Sobre os aspectos técnicos, a direção de fotografia, assinada por Hélcio Alemão Nagamine, investe em um preto e branco que transmite toda a melancolia e o desespero de um lugar onde as pessoas são mandadas para serem esquecidas. O som, assinado por Ricardo Reis, é quase um personagem que nos acompanha no decorrer da trama, por exemplo as vozes dos pacientes mortos que Elisa passa a escutar após ser submetida ao tratamento de choque — esses sons ajudam a compartilhar das sensações e aflições dos personagens. Já sobre as atuações, Fernanda Marques faz uma Elisa inocente, com uma postura tímida, mas que vai se soltando em uma crescente no desenvolvimento da trama; Rejane Faria (Vada) dá vida a uma mãe afetuosa que, apesar de ter perdido seu filho, acolhe e cuida daqueles que precisam de carinho; Augusto Madeira (Juraci) performa um enfermeiro asqueroso, canalha e vil que possui um olhar frio e, apesar de calma sua voz, tem um tom hostil que faz o expectador temer pela vida dos personagens que cruzam seu caminho.
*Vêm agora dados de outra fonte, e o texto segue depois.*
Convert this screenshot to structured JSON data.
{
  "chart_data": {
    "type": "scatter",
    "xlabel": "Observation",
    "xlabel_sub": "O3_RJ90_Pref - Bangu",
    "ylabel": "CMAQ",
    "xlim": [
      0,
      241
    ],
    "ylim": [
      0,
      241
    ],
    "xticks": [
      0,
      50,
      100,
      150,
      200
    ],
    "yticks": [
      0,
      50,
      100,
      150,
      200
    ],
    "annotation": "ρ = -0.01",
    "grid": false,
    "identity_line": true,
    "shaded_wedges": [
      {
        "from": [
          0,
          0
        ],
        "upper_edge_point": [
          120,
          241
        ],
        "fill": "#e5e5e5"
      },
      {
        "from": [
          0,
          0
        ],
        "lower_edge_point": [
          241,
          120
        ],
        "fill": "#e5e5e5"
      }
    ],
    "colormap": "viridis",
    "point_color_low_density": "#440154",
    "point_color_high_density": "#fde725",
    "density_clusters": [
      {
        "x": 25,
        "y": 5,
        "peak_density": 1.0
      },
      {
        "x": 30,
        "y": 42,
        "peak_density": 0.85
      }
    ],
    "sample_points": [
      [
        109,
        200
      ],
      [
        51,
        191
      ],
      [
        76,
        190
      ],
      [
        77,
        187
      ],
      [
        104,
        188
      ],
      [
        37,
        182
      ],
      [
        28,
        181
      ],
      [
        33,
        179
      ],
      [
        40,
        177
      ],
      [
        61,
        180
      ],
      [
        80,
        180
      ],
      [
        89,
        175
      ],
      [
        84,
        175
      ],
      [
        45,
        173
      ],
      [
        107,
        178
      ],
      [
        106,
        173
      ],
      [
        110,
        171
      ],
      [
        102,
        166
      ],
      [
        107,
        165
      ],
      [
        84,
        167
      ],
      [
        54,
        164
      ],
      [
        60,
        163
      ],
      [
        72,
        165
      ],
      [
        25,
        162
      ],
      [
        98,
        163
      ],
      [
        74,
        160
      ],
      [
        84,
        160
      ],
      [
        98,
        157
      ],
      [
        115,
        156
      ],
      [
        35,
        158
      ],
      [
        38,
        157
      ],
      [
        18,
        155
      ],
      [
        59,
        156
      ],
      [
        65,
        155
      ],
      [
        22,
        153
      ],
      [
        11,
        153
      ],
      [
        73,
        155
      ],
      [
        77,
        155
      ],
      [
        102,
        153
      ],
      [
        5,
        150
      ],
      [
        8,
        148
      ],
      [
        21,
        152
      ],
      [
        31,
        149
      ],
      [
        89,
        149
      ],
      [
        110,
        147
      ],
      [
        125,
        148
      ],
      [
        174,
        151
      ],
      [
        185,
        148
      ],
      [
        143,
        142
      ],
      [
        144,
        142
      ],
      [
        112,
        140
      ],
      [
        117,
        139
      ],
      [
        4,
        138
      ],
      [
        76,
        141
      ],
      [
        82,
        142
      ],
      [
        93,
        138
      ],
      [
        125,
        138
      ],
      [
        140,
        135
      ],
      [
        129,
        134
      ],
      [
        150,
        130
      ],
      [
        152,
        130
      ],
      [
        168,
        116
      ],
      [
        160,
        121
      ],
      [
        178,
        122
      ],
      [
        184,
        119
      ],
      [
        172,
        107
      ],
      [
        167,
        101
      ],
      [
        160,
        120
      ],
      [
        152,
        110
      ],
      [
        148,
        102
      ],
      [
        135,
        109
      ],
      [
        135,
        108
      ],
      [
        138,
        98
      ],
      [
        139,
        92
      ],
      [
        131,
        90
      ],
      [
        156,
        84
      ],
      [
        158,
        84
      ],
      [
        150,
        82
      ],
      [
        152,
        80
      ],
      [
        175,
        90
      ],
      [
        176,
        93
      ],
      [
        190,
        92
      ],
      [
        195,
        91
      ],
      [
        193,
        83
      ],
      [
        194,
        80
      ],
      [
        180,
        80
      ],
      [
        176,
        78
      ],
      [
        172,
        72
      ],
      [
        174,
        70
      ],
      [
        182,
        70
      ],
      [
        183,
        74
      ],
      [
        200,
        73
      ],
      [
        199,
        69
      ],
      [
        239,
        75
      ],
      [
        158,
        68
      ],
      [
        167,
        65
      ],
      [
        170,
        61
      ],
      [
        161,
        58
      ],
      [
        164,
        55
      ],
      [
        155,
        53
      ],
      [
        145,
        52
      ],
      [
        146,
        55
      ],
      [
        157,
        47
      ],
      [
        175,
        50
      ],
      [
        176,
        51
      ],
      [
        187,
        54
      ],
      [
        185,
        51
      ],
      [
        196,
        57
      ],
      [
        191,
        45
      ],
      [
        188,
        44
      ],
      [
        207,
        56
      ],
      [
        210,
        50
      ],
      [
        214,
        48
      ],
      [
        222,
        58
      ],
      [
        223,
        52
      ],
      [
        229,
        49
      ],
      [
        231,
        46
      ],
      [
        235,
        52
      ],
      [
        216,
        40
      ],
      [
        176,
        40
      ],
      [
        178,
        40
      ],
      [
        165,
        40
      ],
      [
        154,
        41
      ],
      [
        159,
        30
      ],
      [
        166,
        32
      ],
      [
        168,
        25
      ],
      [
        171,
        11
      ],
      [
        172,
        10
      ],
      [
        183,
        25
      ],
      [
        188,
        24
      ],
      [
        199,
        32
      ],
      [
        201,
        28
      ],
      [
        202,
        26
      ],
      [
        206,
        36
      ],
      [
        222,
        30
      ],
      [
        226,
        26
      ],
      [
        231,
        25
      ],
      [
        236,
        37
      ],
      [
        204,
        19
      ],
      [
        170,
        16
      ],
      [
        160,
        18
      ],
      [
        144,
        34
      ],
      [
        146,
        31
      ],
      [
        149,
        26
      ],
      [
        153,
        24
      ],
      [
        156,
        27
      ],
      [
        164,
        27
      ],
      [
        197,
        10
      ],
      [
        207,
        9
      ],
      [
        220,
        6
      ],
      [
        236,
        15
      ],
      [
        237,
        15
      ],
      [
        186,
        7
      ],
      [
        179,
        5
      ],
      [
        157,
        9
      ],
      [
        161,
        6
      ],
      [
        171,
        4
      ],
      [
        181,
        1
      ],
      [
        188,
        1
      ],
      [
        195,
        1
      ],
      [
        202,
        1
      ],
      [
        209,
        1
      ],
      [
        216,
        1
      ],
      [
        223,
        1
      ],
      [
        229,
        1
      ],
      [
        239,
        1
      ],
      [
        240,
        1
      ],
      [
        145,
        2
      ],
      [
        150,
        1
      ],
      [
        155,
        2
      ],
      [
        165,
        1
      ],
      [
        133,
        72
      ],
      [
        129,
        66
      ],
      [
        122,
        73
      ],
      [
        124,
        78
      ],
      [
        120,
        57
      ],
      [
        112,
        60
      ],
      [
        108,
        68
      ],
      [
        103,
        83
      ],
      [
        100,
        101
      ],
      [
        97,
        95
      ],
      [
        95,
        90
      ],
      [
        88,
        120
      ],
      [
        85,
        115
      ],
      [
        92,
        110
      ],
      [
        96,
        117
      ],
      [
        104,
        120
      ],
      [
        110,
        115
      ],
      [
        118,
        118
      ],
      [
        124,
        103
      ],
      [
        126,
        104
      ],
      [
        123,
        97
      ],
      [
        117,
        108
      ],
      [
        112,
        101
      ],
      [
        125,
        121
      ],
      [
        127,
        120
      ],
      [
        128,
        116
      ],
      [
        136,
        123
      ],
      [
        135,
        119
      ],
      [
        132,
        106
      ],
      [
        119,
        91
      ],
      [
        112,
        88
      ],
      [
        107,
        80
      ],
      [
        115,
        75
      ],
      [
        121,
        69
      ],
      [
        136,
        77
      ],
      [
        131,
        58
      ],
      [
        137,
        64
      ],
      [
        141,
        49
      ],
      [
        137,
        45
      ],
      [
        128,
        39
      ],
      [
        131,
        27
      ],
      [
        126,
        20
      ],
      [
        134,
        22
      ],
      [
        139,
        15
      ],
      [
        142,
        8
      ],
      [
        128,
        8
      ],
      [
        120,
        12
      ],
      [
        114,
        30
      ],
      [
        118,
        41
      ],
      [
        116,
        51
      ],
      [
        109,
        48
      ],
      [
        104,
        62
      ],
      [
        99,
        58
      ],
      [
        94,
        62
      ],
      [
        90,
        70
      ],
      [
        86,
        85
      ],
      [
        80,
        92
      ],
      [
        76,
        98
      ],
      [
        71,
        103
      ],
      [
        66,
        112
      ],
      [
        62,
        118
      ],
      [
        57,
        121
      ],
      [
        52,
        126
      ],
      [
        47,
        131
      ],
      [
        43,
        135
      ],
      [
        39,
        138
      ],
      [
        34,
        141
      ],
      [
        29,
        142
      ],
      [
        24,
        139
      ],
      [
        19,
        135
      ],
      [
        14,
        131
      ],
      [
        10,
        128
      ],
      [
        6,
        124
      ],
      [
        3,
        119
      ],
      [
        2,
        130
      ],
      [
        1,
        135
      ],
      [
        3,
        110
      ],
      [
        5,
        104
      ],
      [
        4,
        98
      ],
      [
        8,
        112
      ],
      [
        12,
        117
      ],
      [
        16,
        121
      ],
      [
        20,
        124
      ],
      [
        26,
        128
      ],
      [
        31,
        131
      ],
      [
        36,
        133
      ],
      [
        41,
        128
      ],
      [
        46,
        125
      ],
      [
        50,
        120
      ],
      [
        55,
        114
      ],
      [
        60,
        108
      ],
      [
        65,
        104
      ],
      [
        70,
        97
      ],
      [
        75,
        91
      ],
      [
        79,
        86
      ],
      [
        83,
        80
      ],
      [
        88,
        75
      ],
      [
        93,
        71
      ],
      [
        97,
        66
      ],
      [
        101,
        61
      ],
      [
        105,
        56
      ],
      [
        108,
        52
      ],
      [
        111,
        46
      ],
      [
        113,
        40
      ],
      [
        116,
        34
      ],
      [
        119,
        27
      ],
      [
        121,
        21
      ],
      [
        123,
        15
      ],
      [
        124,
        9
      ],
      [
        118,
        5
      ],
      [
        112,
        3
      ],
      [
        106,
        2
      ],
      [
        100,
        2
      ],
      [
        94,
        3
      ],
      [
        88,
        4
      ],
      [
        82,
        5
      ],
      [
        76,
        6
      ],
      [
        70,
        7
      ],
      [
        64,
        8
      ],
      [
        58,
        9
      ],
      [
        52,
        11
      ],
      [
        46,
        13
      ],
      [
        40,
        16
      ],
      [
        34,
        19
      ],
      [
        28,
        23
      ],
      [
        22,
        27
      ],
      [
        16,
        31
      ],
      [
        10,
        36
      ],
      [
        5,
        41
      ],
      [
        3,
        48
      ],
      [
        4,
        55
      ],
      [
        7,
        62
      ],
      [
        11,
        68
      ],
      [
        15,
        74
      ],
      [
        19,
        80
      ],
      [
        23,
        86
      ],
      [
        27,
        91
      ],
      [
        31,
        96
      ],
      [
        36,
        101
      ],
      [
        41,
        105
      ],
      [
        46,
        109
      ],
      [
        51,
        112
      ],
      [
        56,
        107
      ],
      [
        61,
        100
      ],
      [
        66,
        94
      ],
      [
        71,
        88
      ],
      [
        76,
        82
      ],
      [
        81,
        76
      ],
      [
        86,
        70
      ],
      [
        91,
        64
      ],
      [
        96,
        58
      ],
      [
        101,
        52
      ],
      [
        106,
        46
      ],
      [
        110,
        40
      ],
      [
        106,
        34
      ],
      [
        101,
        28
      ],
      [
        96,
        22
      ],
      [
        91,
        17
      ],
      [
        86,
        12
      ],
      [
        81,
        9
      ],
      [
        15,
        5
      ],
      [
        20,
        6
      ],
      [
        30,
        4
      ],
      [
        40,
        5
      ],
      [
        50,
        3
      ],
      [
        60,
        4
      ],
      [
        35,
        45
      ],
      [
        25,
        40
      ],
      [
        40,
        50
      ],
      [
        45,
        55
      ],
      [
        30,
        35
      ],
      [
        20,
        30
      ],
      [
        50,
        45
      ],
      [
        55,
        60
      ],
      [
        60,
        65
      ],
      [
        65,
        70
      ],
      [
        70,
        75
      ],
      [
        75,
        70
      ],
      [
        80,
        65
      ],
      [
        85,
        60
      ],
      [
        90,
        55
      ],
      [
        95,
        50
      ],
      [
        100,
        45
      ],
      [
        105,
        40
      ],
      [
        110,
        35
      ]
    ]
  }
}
Sendo assim, a trama do filme vai se desenrolando e, em paralelo, acompanhamos um pano de fundo de violência escancarada e visceral que, apesar de necessária para a denúncia e a reflexão que o filme promove, por vezes se torna repetitiva e morosa. Ninguém Sai Vivo Daqui encerra-se com uma cena divisiva, onde novamente temos a violência como protagonista, em uma vingança que não agrega à trama. Embora possa ser satisfatória por ser um “troco na mesma moeda”, não põe fim à violência que foi perpetrada durante a narrativa. O longa traz debates muito relevantes, ainda nos dias de hoje, e nos lembra das conquistas sociais que devem sempre ser valorizadas e preservadas para que horrores como os retratados não voltem a acontecer.